The final rule presented here is the “social purpose” rule, which could also be called the “common sense” rule. Under its purview, a statute will be construed to accomplish the social purpose it was designed to accomplish, even if that reading would contradict is literal reading.

For example, in Green v. Bock Laundry Machine Co., 490 U.S. 504 (1989), the Supreme Court declined to read the Federal Rule of Evidence literally, partly because a literal reading would have made unintended absurd distinctions. A literal reading of the word “defendant” in Federal Rule of Evidence 609(a) would have meant that in a civil case, evidence of a prior criminal conviction could be introduced to attack the credibility of the defendant but not that of the plaintiff. The Court found that distinction irrational. The Court thus gave priority to a reading that emphasized the purpose of the legislation.
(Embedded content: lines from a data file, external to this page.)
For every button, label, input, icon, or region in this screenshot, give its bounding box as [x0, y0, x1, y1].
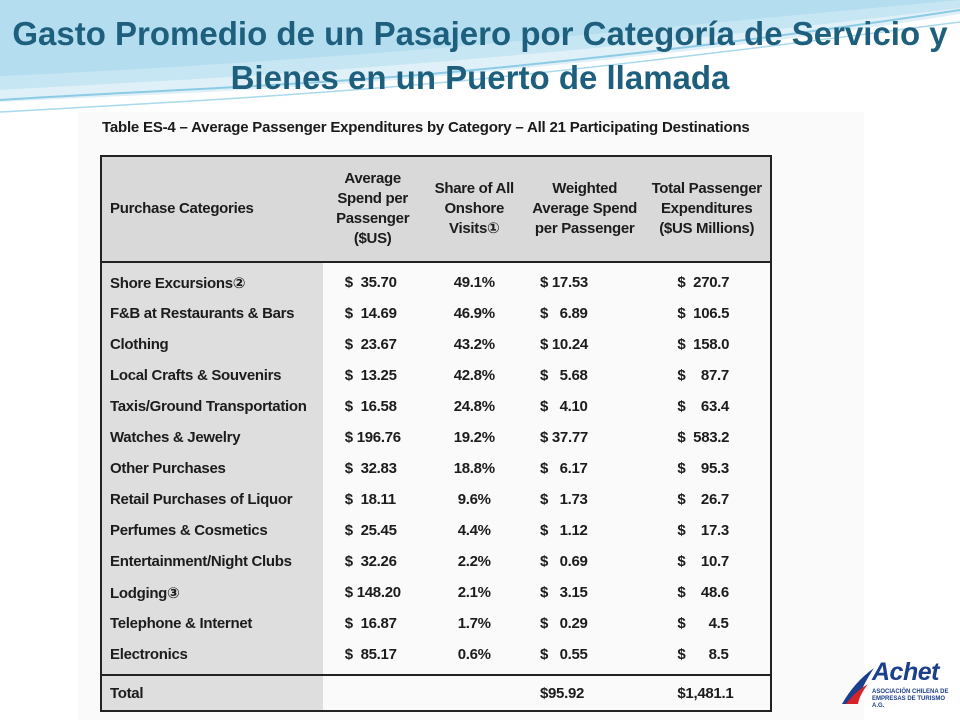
row-category: Shore Excursions②: [101, 262, 323, 298]
row-avg-spend: $ 35.70: [344, 274, 397, 291]
row-weighted: $ 1.12: [539, 522, 588, 539]
slide-title: Gasto Promedio de un Pasajero por Catego…: [12, 15, 948, 96]
row-total: $ 95.3: [677, 460, 729, 477]
row-share: 9.6%: [457, 491, 491, 508]
row-weighted: $ 37.77: [539, 429, 588, 446]
total-expenditure: $1,481.1: [643, 674, 771, 711]
row-share: 19.2%: [453, 429, 495, 446]
table-row: Electronics $ 85.17 0.6% $ 0.55 $ 8.5: [101, 639, 771, 675]
row-total: $ 270.7: [677, 274, 730, 291]
row-share: 0.6%: [457, 646, 491, 663]
header-weighted: Weighted Average Spend per Passenger: [525, 156, 644, 263]
header-wave-decoration: [0, 0, 960, 113]
row-share: 49.1%: [453, 274, 495, 291]
row-avg-spend: $ 13.25: [344, 367, 397, 384]
row-avg-spend: $ 14.69: [344, 305, 397, 322]
row-avg-spend: $ 85.17: [344, 646, 397, 663]
table-row: Shore Excursions② $ 35.70 49.1% $ 17.53 $ 27…: [101, 262, 771, 298]
row-total: $ 17.3: [677, 522, 729, 539]
row-category: Watches & Jewelry: [101, 422, 323, 453]
row-share: 2.1%: [457, 584, 491, 601]
row-weighted: $ 5.68: [539, 367, 588, 384]
row-weighted: $ 6.89: [539, 305, 588, 322]
row-total: $ 10.7: [677, 553, 729, 570]
table-row: Retail Purchases of Liquor $ 18.11 9.6% $ 1…: [101, 484, 771, 515]
header-category: Purchase Categories: [101, 156, 323, 263]
table-row: Telephone & Internet $ 16.87 1.7% $ 0.29 $ 4…: [101, 608, 771, 639]
expenditure-table: Purchase Categories Average Spend per Pa…: [100, 155, 772, 712]
row-share: 24.8%: [453, 398, 495, 415]
total-label: Total: [101, 674, 323, 711]
row-share: 18.8%: [453, 460, 495, 477]
table-row: Local Crafts & Souvenirs $ 13.25 42.8% $ 5.…: [101, 360, 771, 391]
logo-wordmark: Achet: [872, 658, 939, 686]
row-total: $ 87.7: [677, 367, 729, 384]
row-weighted: $ 0.69: [539, 553, 588, 570]
row-weighted: $ 3.15: [539, 584, 588, 601]
logo-subtitle: ASOCIACIÓN CHILENA DE EMPRESAS DE TURISM…: [872, 689, 949, 709]
row-avg-spend: $ 32.26: [344, 553, 397, 570]
table-row: Clothing $ 23.67 43.2% $ 10.24 $ 158.0: [101, 329, 771, 360]
total-share-empty: [422, 674, 526, 711]
row-weighted: $ 1.73: [539, 491, 588, 508]
row-total: $ 4.5: [677, 615, 729, 632]
total-row: Total $95.92 $1,481.1: [101, 674, 771, 711]
total-weighted: $95.92: [525, 674, 644, 711]
row-category: Taxis/Ground Transportation: [101, 391, 323, 422]
row-avg-spend: $ 32.83: [344, 460, 397, 477]
row-weighted: $ 0.29: [539, 615, 588, 632]
row-total: $ 583.2: [677, 429, 730, 446]
table-row: Perfumes & Cosmetics $ 25.45 4.4% $ 1.12 $ 1…: [101, 515, 771, 546]
row-category: F&B at Restaurants & Bars: [101, 298, 323, 329]
table-body: Shore Excursions② $ 35.70 49.1% $ 17.53 $ 27…: [101, 262, 771, 675]
header-total: Total Passenger Expenditures ($US Millio…: [643, 156, 771, 263]
achet-logo: Achet ASOCIACIÓN CHILENA DE EMPRESAS DE …: [840, 656, 952, 716]
row-category: Other Purchases: [101, 453, 323, 484]
table-row: F&B at Restaurants & Bars $ 14.69 46.9% $ 6…: [101, 298, 771, 329]
table-header-row: Purchase Categories Average Spend per Pa…: [101, 156, 771, 263]
header-share: Share of All Onshore Visits①: [422, 156, 526, 263]
row-share: 1.7%: [457, 615, 491, 632]
table-row: Lodging③ $ 148.20 2.1% $ 3.15 $ 48.6: [101, 577, 771, 608]
row-category: Entertainment/Night Clubs: [101, 546, 323, 577]
row-category: Retail Purchases of Liquor: [101, 484, 323, 515]
table-row: Watches & Jewelry $ 196.76 19.2% $ 37.77 $ 5…: [101, 422, 771, 453]
table-row: Taxis/Ground Transportation $ 16.58 24.8% $…: [101, 391, 771, 422]
row-avg-spend: $ 148.20: [344, 584, 401, 601]
row-total: $ 26.7: [677, 491, 729, 508]
row-category: Perfumes & Cosmetics: [101, 515, 323, 546]
row-avg-spend: $ 25.45: [344, 522, 397, 539]
row-category: Local Crafts & Souvenirs: [101, 360, 323, 391]
row-category: Lodging③: [101, 577, 323, 608]
row-share: 43.2%: [453, 336, 495, 353]
achet-swoosh-icon: [842, 668, 874, 704]
row-weighted: $ 0.55: [539, 646, 588, 663]
table-row: Entertainment/Night Clubs $ 32.26 2.2% $ 0.…: [101, 546, 771, 577]
total-avg-empty: [322, 674, 423, 711]
row-total: $ 158.0: [677, 336, 730, 353]
row-avg-spend: $ 16.58: [344, 398, 397, 415]
row-weighted: $ 10.24: [539, 336, 588, 353]
row-share: 2.2%: [457, 553, 491, 570]
table-row: Other Purchases $ 32.83 18.8% $ 6.17 $ 95.3: [101, 453, 771, 484]
row-weighted: $ 4.10: [539, 398, 588, 415]
row-avg-spend: $ 16.87: [344, 615, 397, 632]
row-total: $ 106.5: [677, 305, 730, 322]
row-category: Electronics: [101, 639, 323, 675]
row-share: 42.8%: [453, 367, 495, 384]
row-share: 4.4%: [457, 522, 491, 539]
row-weighted: $ 6.17: [539, 460, 588, 477]
table-title: Table ES-4 – Average Passenger Expenditu…: [102, 119, 750, 136]
row-avg-spend: $ 23.67: [344, 336, 397, 353]
row-category: Clothing: [101, 329, 323, 360]
row-total: $ 63.4: [677, 398, 729, 415]
header-avg-spend: Average Spend per Passenger ($US): [322, 156, 423, 263]
row-total: $ 8.5: [677, 646, 729, 663]
row-avg-spend: $ 196.76: [344, 429, 401, 446]
row-category: Telephone & Internet: [101, 608, 323, 639]
row-avg-spend: $ 18.11: [344, 491, 396, 508]
row-weighted: $ 17.53: [539, 274, 588, 291]
row-share: 46.9%: [453, 305, 495, 322]
row-total: $ 48.6: [677, 584, 729, 601]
Justice Ruth Bader Ginsburg favors this statutory interpretation, and this wiki promotes this rule of interpretation as the only logical rule of statutory construction as well. During her confirmation hearing Justice Ginsburg emphasized the fact that the meaning of constitutional concepts needs to and does evolve over time. Then, soon-to-become Justice Ginsburg pointed out the absurdity of refusing such an approach when courts interpret the general concept of equality. The concept can be found in the Declaration of Independence, as well as in the 14th Amendment, she noted, but at none of those times did either the Founding Fathers or the Framers of the Equal Protection Clause of the 14th Amendment have equal rights for women specifically in mind. However, today such a historically correct interpretation seems clearly absurd.
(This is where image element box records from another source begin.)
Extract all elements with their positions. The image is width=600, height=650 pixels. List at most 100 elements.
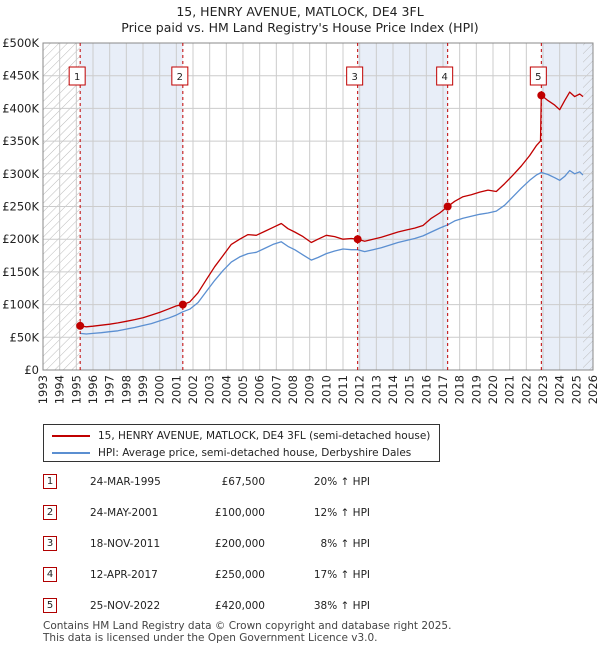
x-tick-label: 2016 [419, 375, 433, 404]
sale-marker-label: 3 [351, 72, 357, 83]
sale-price: £67,500 [221, 476, 265, 488]
sale-number-badge: 4 [43, 567, 57, 582]
x-tick-label: 1997 [103, 375, 117, 404]
sale-hpi-change: 17% ↑ HPI [313, 569, 370, 581]
legend-item-property: 15, HENRY AVENUE, MATLOCK, DE4 3FL (semi… [52, 428, 430, 444]
x-tick-label: 1993 [36, 375, 50, 404]
x-tick-label: 2007 [269, 375, 283, 404]
sale-price: £100,000 [214, 507, 265, 519]
price-chart: £0 £50K £100K £150K £200K £250K £300K £350K £400… [2, 36, 600, 404]
table-row: 2 24-MAY-2001 £100,000 12% ↑ HPI [0, 501, 600, 525]
sale-point [443, 202, 452, 211]
y-tick-label: £300K [2, 167, 39, 181]
sale-date: 18-NOV-2011 [90, 538, 161, 550]
legend-hpi-label: HPI: Average price, semi-detached house,… [98, 447, 412, 459]
sale-hpi-change: 12% ↑ HPI [313, 507, 370, 519]
sale-marker-box [171, 66, 189, 86]
x-tick-label: 1999 [136, 375, 150, 404]
sale-point [353, 235, 362, 244]
x-tick-label: 2003 [203, 375, 217, 404]
x-tick-label: 2009 [303, 375, 317, 404]
sale-hpi-change: 38% ↑ HPI [313, 600, 370, 612]
legend-item-hpi: HPI: Average price, semi-detached house,… [52, 445, 411, 461]
x-tick-label: 2005 [236, 375, 250, 404]
sale-hpi-change: 20% ↑ HPI [313, 476, 370, 488]
x-tick-label: 2012 [353, 375, 367, 404]
table-row: 4 12-APR-2017 £250,000 17% ↑ HPI [0, 563, 600, 587]
x-tick-label: 2025 [569, 375, 583, 404]
sale-marker-label: 5 [535, 72, 541, 83]
x-tick-label: 2024 [553, 375, 567, 404]
x-tick-label: 2008 [286, 375, 300, 404]
chart-subtitle: Price paid vs. HM Land Registry's House … [121, 20, 479, 35]
x-tick-label: 2026 [586, 375, 600, 404]
y-tick-label: £250K [2, 200, 39, 214]
y-tick-label: £0 [24, 363, 39, 377]
table-row: 3 18-NOV-2011 £200,000 8% ↑ HPI [0, 532, 600, 556]
footer-copyright: Contains HM Land Registry data © Crown c… [43, 620, 452, 632]
x-tick-label: 2004 [219, 375, 233, 404]
hpi-line [80, 169, 584, 335]
x-tick-label: 2014 [386, 375, 400, 404]
y-tick-label: £50K [10, 330, 40, 344]
x-tick-label: 2013 [369, 375, 383, 404]
y-tick-label: £400K [2, 101, 39, 115]
sale-marker-box [529, 66, 547, 86]
y-tick-label: £500K [2, 36, 39, 50]
legend-property-swatch [52, 435, 90, 437]
x-tick-label: 2000 [153, 375, 167, 404]
legend-property-label: 15, HENRY AVENUE, MATLOCK, DE4 3FL (semi… [98, 430, 431, 442]
x-tick-label: 2015 [403, 375, 417, 404]
sale-marker-label: 2 [177, 72, 183, 83]
sale-marker-box [68, 66, 86, 86]
x-tick-label: 2002 [186, 375, 200, 404]
property-price-line [80, 91, 584, 328]
sale-marker-box [436, 66, 454, 86]
sale-hpi-change: 8% ↑ HPI [320, 538, 370, 550]
x-tick-label: 2021 [503, 375, 517, 404]
y-tick-label: £150K [2, 265, 39, 279]
x-tick-label: 2010 [319, 375, 333, 404]
sale-number-badge: 2 [43, 505, 57, 520]
x-tick-label: 1995 [69, 375, 83, 404]
sale-price: £200,000 [214, 538, 265, 550]
sale-date: 25-NOV-2022 [90, 600, 161, 612]
x-tick-label: 1998 [119, 375, 133, 404]
sale-point [178, 300, 187, 309]
x-tick-label: 2011 [336, 375, 350, 404]
sale-price: £420,000 [214, 600, 265, 612]
footer-licence: This data is licensed under the Open Gov… [43, 632, 378, 644]
y-tick-label: £200K [2, 232, 39, 246]
x-tick-label: 2017 [436, 375, 450, 404]
sale-date: 24-MAY-2001 [90, 507, 159, 519]
sale-price: £250,000 [214, 569, 265, 581]
sale-point [76, 321, 85, 330]
y-tick-label: £350K [2, 134, 39, 148]
x-tick-label: 2023 [536, 375, 550, 404]
legend-hpi-swatch [52, 452, 90, 454]
y-tick-label: £450K [2, 69, 39, 83]
x-tick-label: 2022 [519, 375, 533, 404]
sale-marker-label: 1 [74, 72, 80, 83]
y-tick-label: £100K [2, 298, 39, 312]
sale-number-badge: 3 [43, 536, 57, 551]
sale-date: 24-MAR-1995 [90, 476, 161, 488]
sale-number-badge: 5 [43, 598, 57, 613]
x-tick-label: 1994 [53, 375, 67, 404]
plot-border [42, 42, 594, 371]
sale-number-badge: 1 [43, 474, 57, 489]
x-tick-label: 1996 [86, 375, 100, 404]
legend: 15, HENRY AVENUE, MATLOCK, DE4 3FL (semi… [43, 424, 440, 462]
table-row: 5 25-NOV-2022 £420,000 38% ↑ HPI [0, 594, 600, 618]
sale-date: 12-APR-2017 [90, 569, 158, 581]
x-tick-label: 2019 [469, 375, 483, 404]
chart-title: 15, HENRY AVENUE, MATLOCK, DE4 3FL [176, 4, 424, 19]
x-tick-label: 2001 [169, 375, 183, 404]
x-tick-label: 2006 [253, 375, 267, 404]
x-tick-label: 2020 [486, 375, 500, 404]
sale-marker-box [346, 66, 364, 86]
x-tick-label: 2018 [453, 375, 467, 404]
table-row: 1 24-MAR-1995 £67,500 20% ↑ HPI [0, 470, 600, 494]
sale-point [537, 91, 546, 100]
sale-marker-label: 4 [441, 72, 447, 83]
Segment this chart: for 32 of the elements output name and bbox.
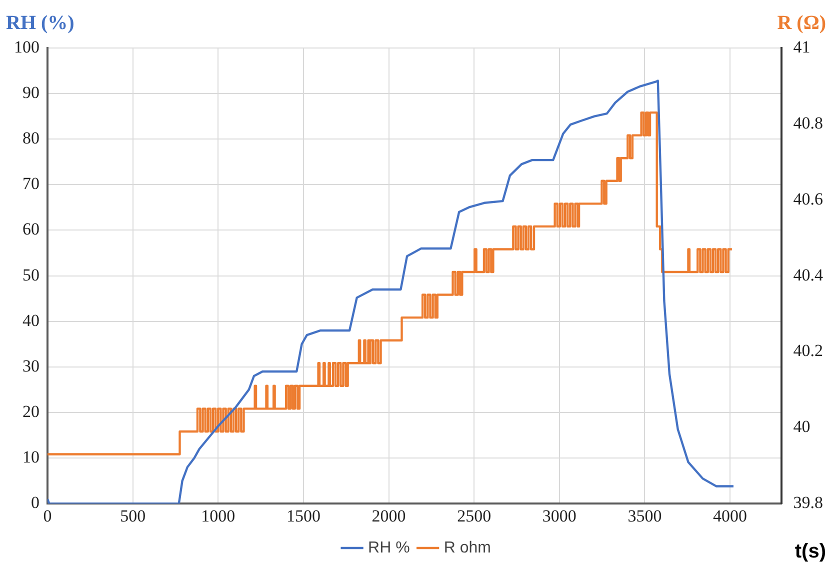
- x-tick-label: 3500: [628, 506, 662, 526]
- legend-label: R ohm: [444, 539, 491, 556]
- y-tick-label: 80: [22, 128, 40, 148]
- legend-label: RH %: [368, 539, 410, 556]
- y-tick-label: 40: [22, 310, 40, 330]
- y2-tick-label: 41: [793, 37, 810, 56]
- y-tick-label: 100: [14, 37, 40, 56]
- y2-tick-label: 40: [793, 417, 810, 436]
- x-axis-title: t(s): [794, 540, 826, 563]
- x-tick-label: 1000: [201, 506, 236, 526]
- y-tick-label: 90: [22, 83, 40, 102]
- y-tick-label: 30: [22, 356, 40, 376]
- x-tick-label: 1500: [286, 506, 320, 526]
- y2-tick-label: 40.2: [793, 341, 823, 360]
- y2-tick-label: 40.8: [793, 113, 823, 132]
- x-tick-label: 4000: [713, 506, 748, 526]
- y-tick-label: 50: [22, 265, 40, 284]
- x-tick-label: 500: [120, 506, 146, 526]
- y-tick-label: 70: [22, 174, 40, 194]
- x-tick-label: 0: [43, 506, 52, 526]
- y2-tick-label: 40.6: [793, 189, 823, 208]
- y-tick-label: 0: [31, 493, 40, 512]
- y-tick-label: 60: [22, 220, 40, 239]
- y2-tick-label: 39.8: [793, 493, 823, 512]
- y2-tick-label: 40.4: [793, 265, 824, 284]
- x-tick-label: 3000: [542, 506, 576, 526]
- x-tick-label: 2000: [372, 506, 406, 526]
- y-tick-label: 20: [22, 402, 40, 421]
- y-tick-label: 10: [22, 448, 40, 467]
- y2-axis-title: R (Ω): [777, 12, 826, 34]
- x-tick-label: 2500: [457, 506, 492, 526]
- y-axis-title: RH (%): [6, 12, 74, 34]
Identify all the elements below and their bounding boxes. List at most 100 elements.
(For more details on Justice Ginsburg’s confirmation hearing, see The Supreme Court: Excerpts from Senate Hearings on the Ginsburg Nominations N.Y. TIMES: July 21, 1993, at 12. For a general commentary, see also R. Randall Kelso, The Natural Law Tradition on the Modern Supreme Court: Not Burke, But the Enlightenment Tradition Represented by Locke, Madison, and Marshall, 26 ST.MARY’S LJ. 1051, 1069-70 (1994-1995).)
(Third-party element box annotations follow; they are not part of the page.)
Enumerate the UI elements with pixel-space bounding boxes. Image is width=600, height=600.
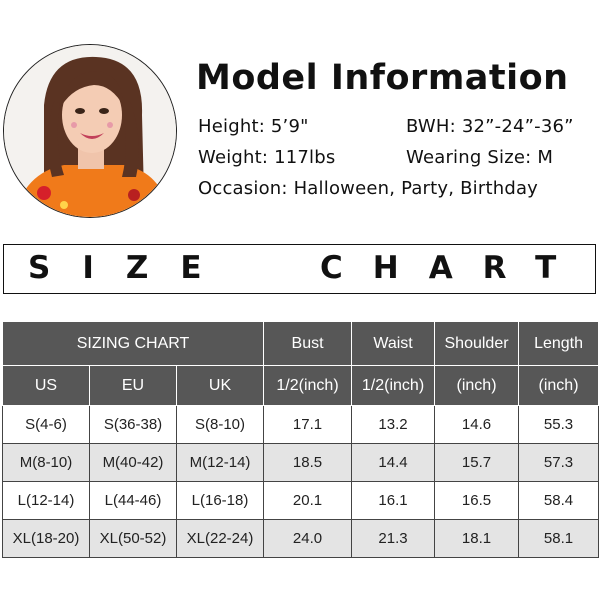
table-cell: XL(50-52) bbox=[89, 519, 177, 558]
unit-shoulder: (inch) bbox=[434, 365, 520, 406]
table-header-row: SIZING CHART Bust Waist Shoulder Length bbox=[1, 321, 600, 366]
size-chart-banner: SIZE CHART bbox=[3, 244, 596, 294]
table-cell: 16.5 bbox=[434, 481, 520, 520]
header-uk: UK bbox=[175, 365, 265, 406]
table-cell: 58.1 bbox=[518, 519, 600, 558]
header-us: US bbox=[2, 365, 90, 406]
model-bwh: BWH: 32”-24”-36” bbox=[406, 116, 574, 137]
table-cell: M(8-10) bbox=[2, 443, 90, 482]
model-info-title: Model Information bbox=[196, 58, 569, 98]
table-cell: 24.0 bbox=[263, 519, 353, 558]
table-cell: 21.3 bbox=[351, 519, 436, 558]
unit-bust: 1/2(inch) bbox=[263, 365, 353, 406]
unit-waist: 1/2(inch) bbox=[351, 365, 436, 406]
model-photo-icon bbox=[4, 45, 176, 217]
sizing-chart-header: SIZING CHART bbox=[1, 321, 265, 366]
header-bust: Bust bbox=[263, 321, 353, 366]
table-cell: XL(18-20) bbox=[2, 519, 90, 558]
table-cell: L(12-14) bbox=[2, 481, 90, 520]
table-cell: M(40-42) bbox=[89, 443, 177, 482]
table-cell: 18.1 bbox=[434, 519, 520, 558]
model-avatar bbox=[3, 44, 177, 218]
table-cell: XL(22-24) bbox=[175, 519, 265, 558]
table-cell: 13.2 bbox=[351, 405, 436, 444]
table-row: XL(18-20) XL(50-52) XL(22-24) 24.0 21.3 … bbox=[2, 519, 600, 558]
model-height: Height: 5’9" bbox=[198, 116, 309, 137]
table-cell: S(4-6) bbox=[2, 405, 90, 444]
table-cell: 16.1 bbox=[351, 481, 436, 520]
table-cell: L(16-18) bbox=[175, 481, 265, 520]
table-cell: 57.3 bbox=[518, 443, 600, 482]
header-waist: Waist bbox=[351, 321, 436, 366]
table-cell: 18.5 bbox=[263, 443, 353, 482]
table-cell: 14.4 bbox=[351, 443, 436, 482]
header-length: Length bbox=[518, 321, 600, 366]
table-cell: S(8-10) bbox=[175, 405, 265, 444]
table-subheader-row: US EU UK 1/2(inch) 1/2(inch) (inch) (inc… bbox=[2, 365, 600, 406]
table-row: L(12-14) L(44-46) L(16-18) 20.1 16.1 16.… bbox=[2, 481, 600, 520]
model-wearing-size: Wearing Size: M bbox=[406, 147, 554, 168]
table-cell: 17.1 bbox=[263, 405, 353, 444]
unit-length: (inch) bbox=[518, 365, 600, 406]
table-cell: 14.6 bbox=[434, 405, 520, 444]
header-eu: EU bbox=[89, 365, 177, 406]
table-cell: S(36-38) bbox=[89, 405, 177, 444]
table-cell: 58.4 bbox=[518, 481, 600, 520]
model-occasion: Occasion: Halloween, Party, Birthday bbox=[198, 178, 539, 199]
table-cell: M(12-14) bbox=[175, 443, 265, 482]
table-cell: 20.1 bbox=[263, 481, 353, 520]
table-cell: 55.3 bbox=[518, 405, 600, 444]
model-weight: Weight: 117lbs bbox=[198, 147, 336, 168]
header-shoulder: Shoulder bbox=[434, 321, 520, 366]
table-cell: 15.7 bbox=[434, 443, 520, 482]
banner-word-chart: CHART bbox=[320, 250, 587, 286]
table-row: M(8-10) M(40-42) M(12-14) 18.5 14.4 15.7… bbox=[2, 443, 600, 482]
table-cell: L(44-46) bbox=[89, 481, 177, 520]
table-row: S(4-6) S(36-38) S(8-10) 17.1 13.2 14.6 5… bbox=[2, 405, 600, 444]
banner-word-size: SIZE bbox=[28, 250, 234, 286]
sizing-chart-table: SIZING CHART Bust Waist Shoulder Length … bbox=[1, 321, 600, 558]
Hopefully you have a better understating of the roles statutes play in our legal system. They govern a large part of our legal realm. They are dynamic and applied to cases and controversies in manners hard to predict, more often closer to the respective judge or justices’ personality than anything else. Thus, all statutory research will comprise two parts: Locating the statute is only the beginning of the process. Locating the cases applying it complements and ends your statutory retrieval.